Глянув через плечо, он заметил, что девушка продолжает за ним наблюдать. Где-то пахло жареной рыбой. В луче света, проникавшем на площадку, роились золотистые пылинки, жужжали мухи.
Здесь... Притолока ссохлась, между стеной и дверью образовалась щель.
Он постучал, наверно, слишком громко, эхо прокатилось по лестнице до самого низа. За дверью ни малейшего шороха, никто не спешит открывать.
— Напрасно стараешься, — крикнула девушка с третьего этажа. — Никого там нет. Я кулак отбила, не достучалась.
— В пятнадцатую?
— Ну! Кто в такой день сидит взаперти. Девчонки на речку убежали. У тебя случайно нет ключа?
— Какого ключа?
— А все равно какого. К себе не попаду.
— Нет.
— Ну хотя бы ножа? Может, отомкнули бы.
— Очень сожалею, по этой части я не специалист.

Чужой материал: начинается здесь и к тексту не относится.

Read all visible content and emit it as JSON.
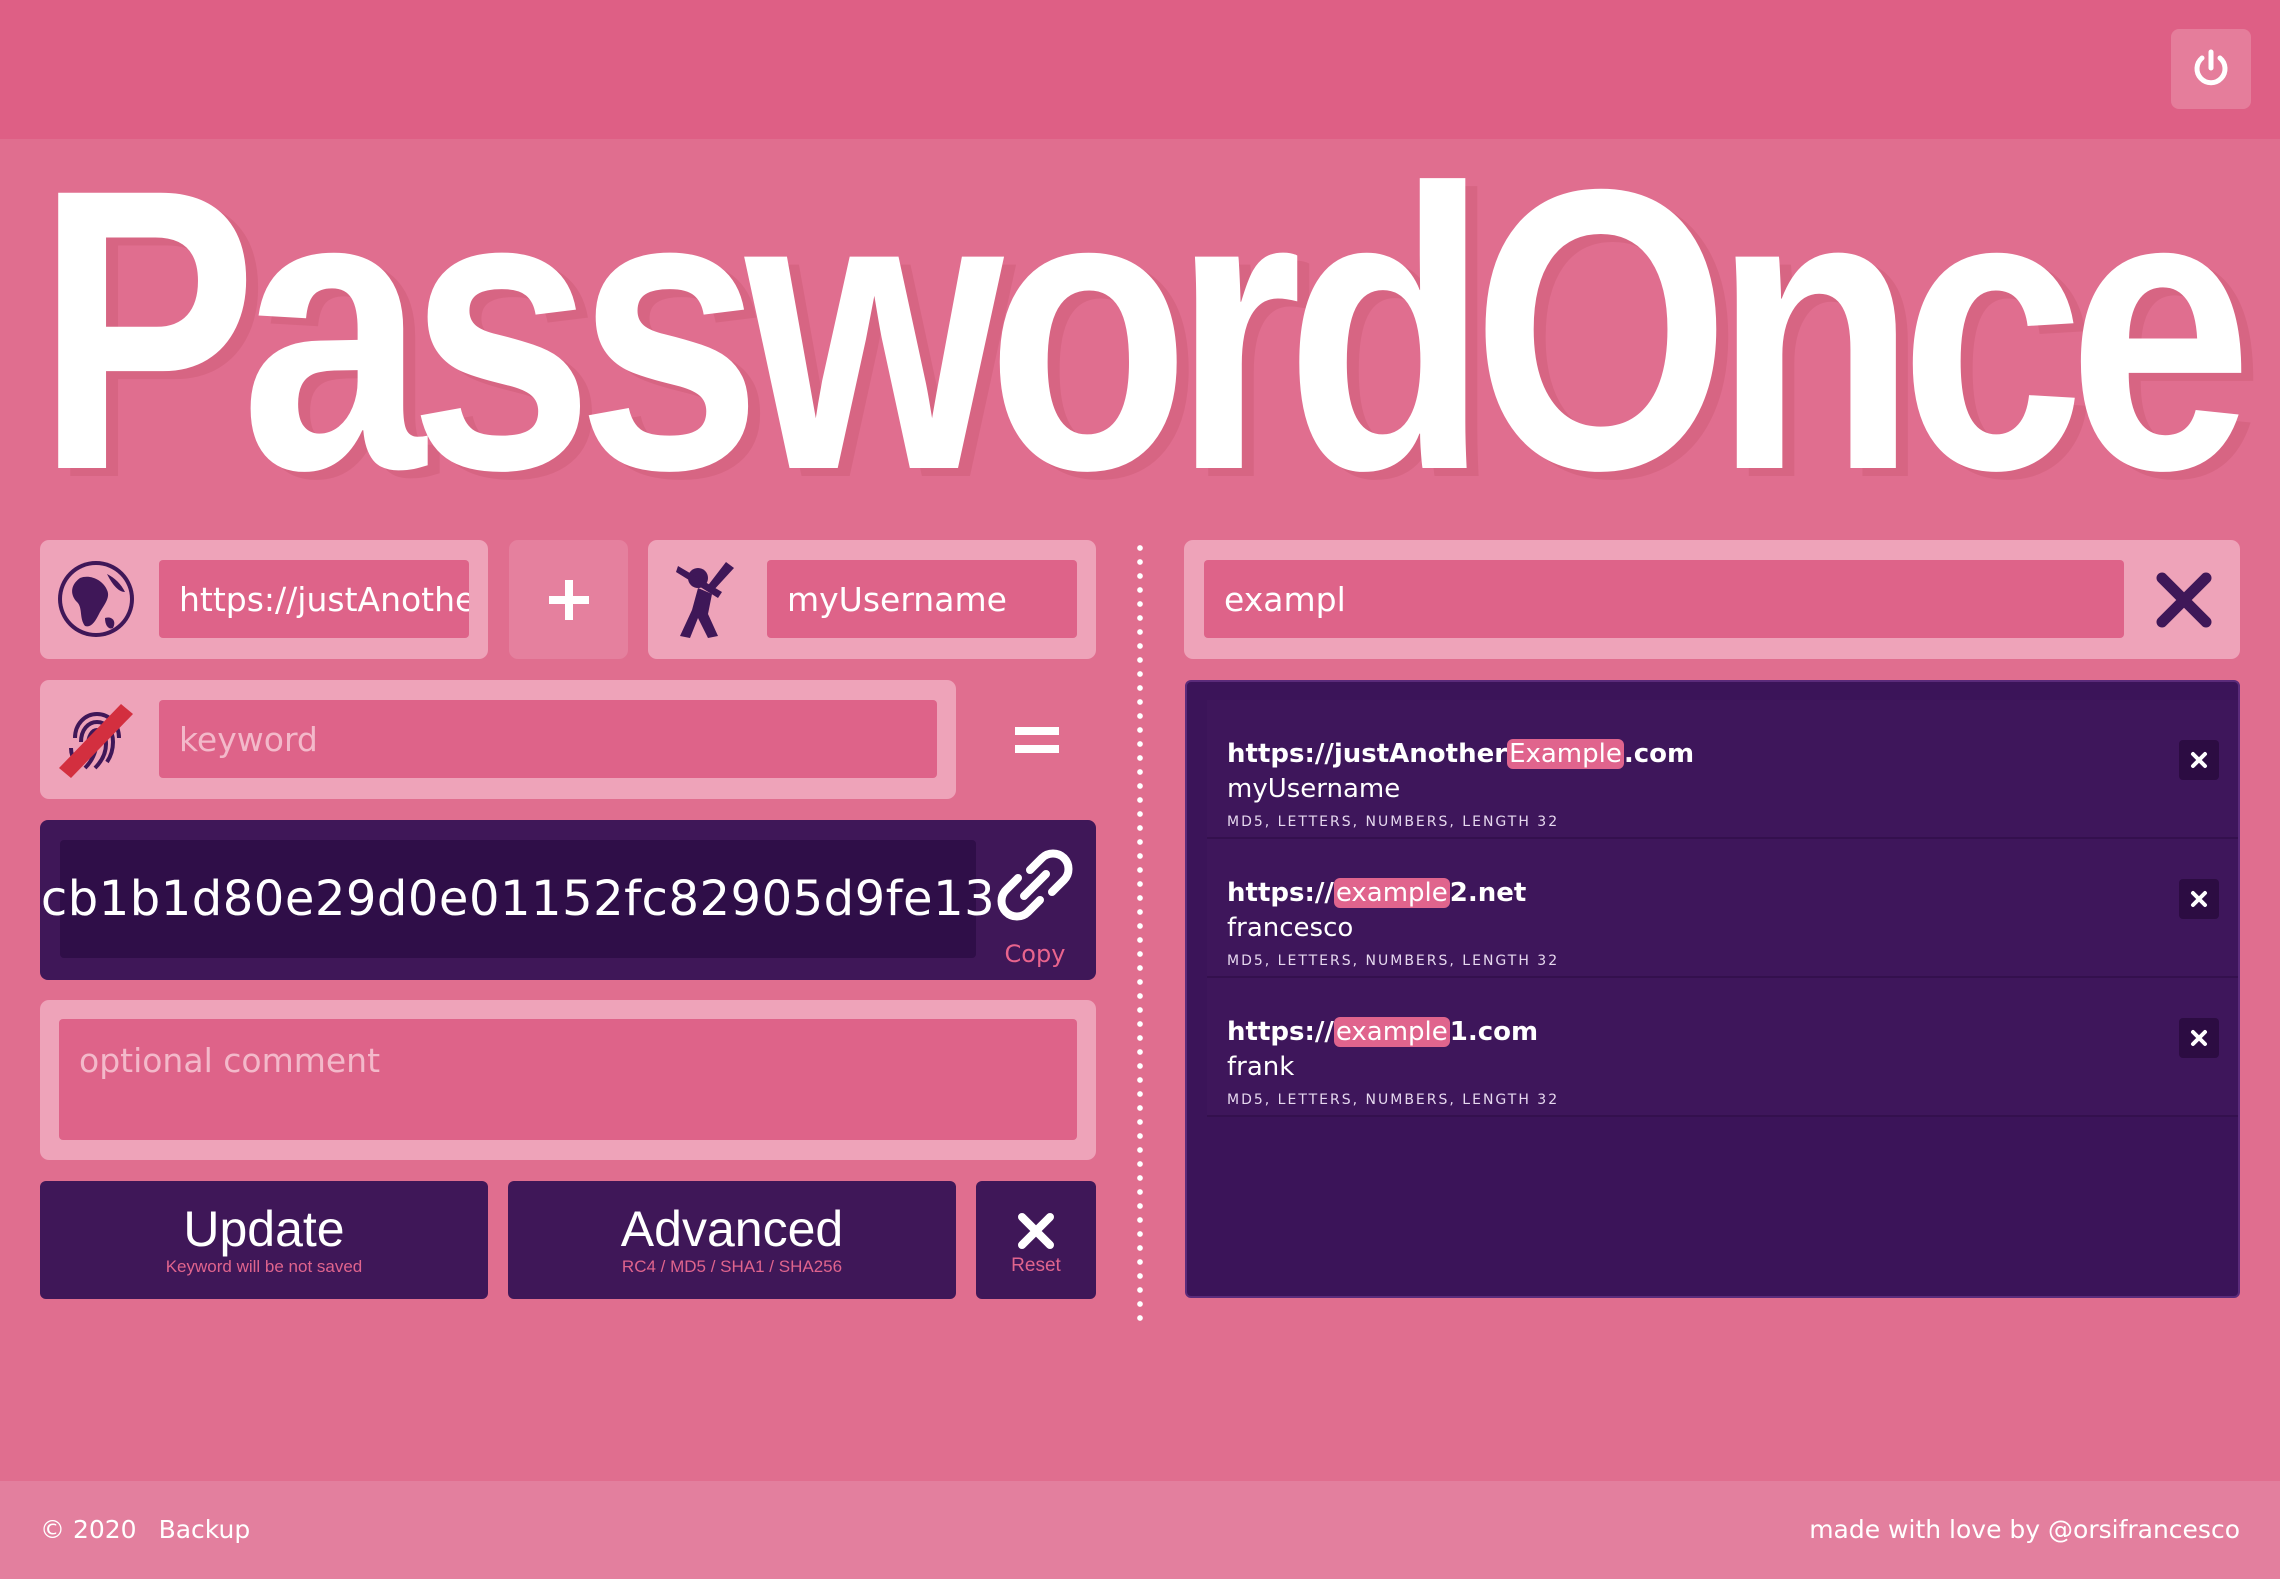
{
  "app": {
    "logo_text": "PasswordOnce"
  },
  "header": {
    "power_icon": "power-icon"
  },
  "form": {
    "site_value": "https://justAnotherExample.com",
    "site_display": "https://justAnothe",
    "username_value": "myUsername",
    "keyword_placeholder": "keyword",
    "plus_label": "+",
    "equals_label": "=",
    "password_output": "cb1b1d80e29d0e01152fc82905d9fe13",
    "copy_label": "Copy",
    "comment_placeholder": "optional comment"
  },
  "buttons": {
    "update_label": "Update",
    "update_sub": "Keyword will be not saved",
    "advanced_label": "Advanced",
    "advanced_sub": "RC4 / MD5 / SHA1 / SHA256",
    "reset_label": "Reset"
  },
  "search": {
    "value": "exampl"
  },
  "results": [
    {
      "url_pre": "https://justAnother",
      "url_hl": "Example",
      "url_post": ".com",
      "user": "myUsername",
      "meta": "MD5, LETTERS, NUMBERS, LENGTH 32"
    },
    {
      "url_pre": "https://",
      "url_hl": "example",
      "url_post": "2.net",
      "user": "francesco",
      "meta": "MD5, LETTERS, NUMBERS, LENGTH 32"
    },
    {
      "url_pre": "https://",
      "url_hl": "example",
      "url_post": "1.com",
      "user": "frank",
      "meta": "MD5, LETTERS, NUMBERS, LENGTH 32"
    }
  ],
  "footer": {
    "copyright": "© 2020",
    "backup_label": "Backup",
    "credit": "made with love by @orsifrancesco"
  },
  "colors": {
    "background": "#e06e8f",
    "accent_dark": "#3f1758",
    "accent_pink": "#de6389",
    "highlight": "#e0648d"
  }
}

— Зато я специалистка. Был бы только ножик.
В дверной щели чуть посветлело, видимо, отворили какую-то внутреннюю дверь. Вроде и шаги послышались, Он снова постучал.
— Кто там?
Вопрос прозвучал не слишком учтиво, но голос приятный. Возможно, это Марика. Он чуть было не назвал себя, но в последний миг удержался. Разве так на сцене должен появиться Александр Драйска, поэт и повеса, тяжелым танком проходивший огонь и воду и любые стены.
— Кто там?
— Стоит ли говорить, все равно не поверите.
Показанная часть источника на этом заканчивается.